Solothurner Zeitung, 02.05.00

«Nur die LSVA allein reicht nicht aus»

SEV-Präsident Leuenberger zur Güter-Verlagerung auf die Schiene

«Um die Verlagerung des Güterverkehrs von der Strasse auf die Schiene zu bewirken, reicht die leistungsabhängige Schwerverkehrsabgabe allein nicht aus», meint Ernst Leuenberger, Präsident der Eisenbahnergewerkschaft SEV. Auch die Bahnen «müssen gewaltige Anstrengungen unternehmen.»

Giovanni Leardini

Für Ernst Leuenberger, Präsident der Eisenbahnergewerkschaft SEV, ist die Einführung einer leistungsabhängigen Schwerverkehrsabgabe (LSVA) eine «europäische Pionierleistung». Sie soll die «gewaltige Konzession» ausgleichen, welche die Schweiz gegenüber der EU eingegangen ist: die schrittweise Erhöhung der Gewichtslimite für Lastwagen von 28 auf 40 Tonnen. Die Tatsache, dass ein Grossteil der Einnahmen aus der LSVA in die grossen Bahninfrastruktur-Projekte fliessen werden, freut den SEV-Präsidenten natürlich besonders. Leuenberger glaubt aber nicht daran, dass die LSVA allein die erhoffte Verlagerung des Güterverkehrs von der Strasse auf die Schiene bewirken kann. Zusätzlich sei einerseits nötig, dass auch Deutschland eine LSVA einführt und Leuenberger ist sicher, dass der nördliche Nachbar das auch tun wird.«Um das Verlagerungsziel zu erreichen, müssen aber auch die Bahnen riesige Anstrengungen unternehmen. Sie müssen im Güterverkehr konkurrenzfähiger werden», so Ernst Leuenberger weiter. Dazu seien «gewaltige Effizienzsteigerungen, gewaltige Investitionen und gewaltige Kostensenkungen» nötig. Für ein Unternehmen mit einem Personalkostenanteil von rund 50 Prozent habe das leider auch personalpolitische Folgen, und diese seien jetzt schon sichtbar: Abbau von rund 10 000 Stellen in zehn Jahren nur bei den SBB. Doch für den Eisenbahngewerkschafter ist klar: «Wenn die Bahnen, und speziell die Güterbahnen, eine Zukunft haben sollen, dann ist dies der einzig mögliche Weg.»

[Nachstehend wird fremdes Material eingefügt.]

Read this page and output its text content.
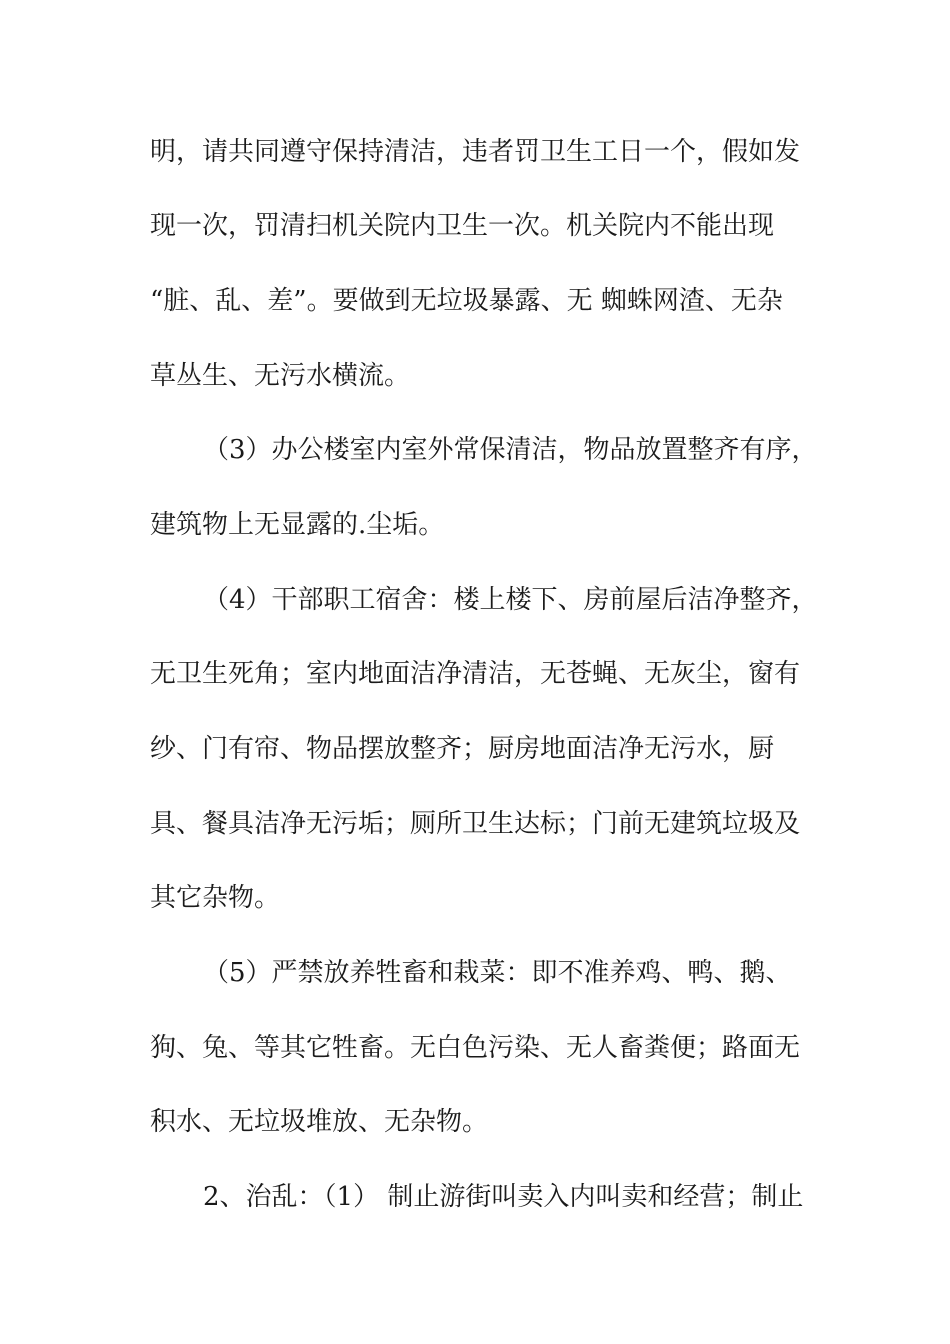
明，请共同遵守保持清洁，违者罚卫生工日一个，假如发
现一次，罚清扫机关院内卫生一次。机关院内不能出现
“脏、乱、差”。要做到无垃圾暴露、无 蜘蛛网渣、无杂
草丛生、无污水横流。
（3）办公楼室内室外常保清洁，物品放置整齐有序，
建筑物上无显露的.尘垢。
（4）干部职工宿舍：楼上楼下、房前屋后洁净整齐，
无卫生死角；室内地面洁净清洁，无苍蝇、无灰尘，窗有
纱、门有帘、物品摆放整齐；厨房地面洁净无污水，厨
具、餐具洁净无污垢；厕所卫生达标；门前无建筑垃圾及
其它杂物。
（5）严禁放养牲畜和栽菜：即不准养鸡、鸭、鹅、
狗、兔、等其它牲畜。无白色污染、无人畜粪便；路面无
积水、无垃圾堆放、无杂物。
2、治乱：（1） 制止游街叫卖入内叫卖和经营；制止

Noch Kapazitäten vorhanden
Grundsätzlich seien die Bahnen bereit, die zusätzlichen Mengen an Gütern nach der Öffnung der Grenzen zu verkraften, ist Leuenberger überzeugt. Schon heute (also vor der Fertigstellung von Neat und Bahn 2000) seien noch freie Kapazitäten vorhanden. Trotzdem werde der Güterverkehr auf der Strasse mit dem Inkrafttreten des Landverkehrsabkommens laufend zunehmen. «Es muss uns gelingen, ein einigermassen konkurrenzfähiges Angebot für die Verlagerung auf die Schiene bereitzustellen. Sonst droht unserem Land nicht nur der Verkehrskollaps, sondern wir müssen uns auch den Vorwurf gefallen lassen, unsere Verkehrspolitik sei falsch gewesen», meint der SEV-Präsident.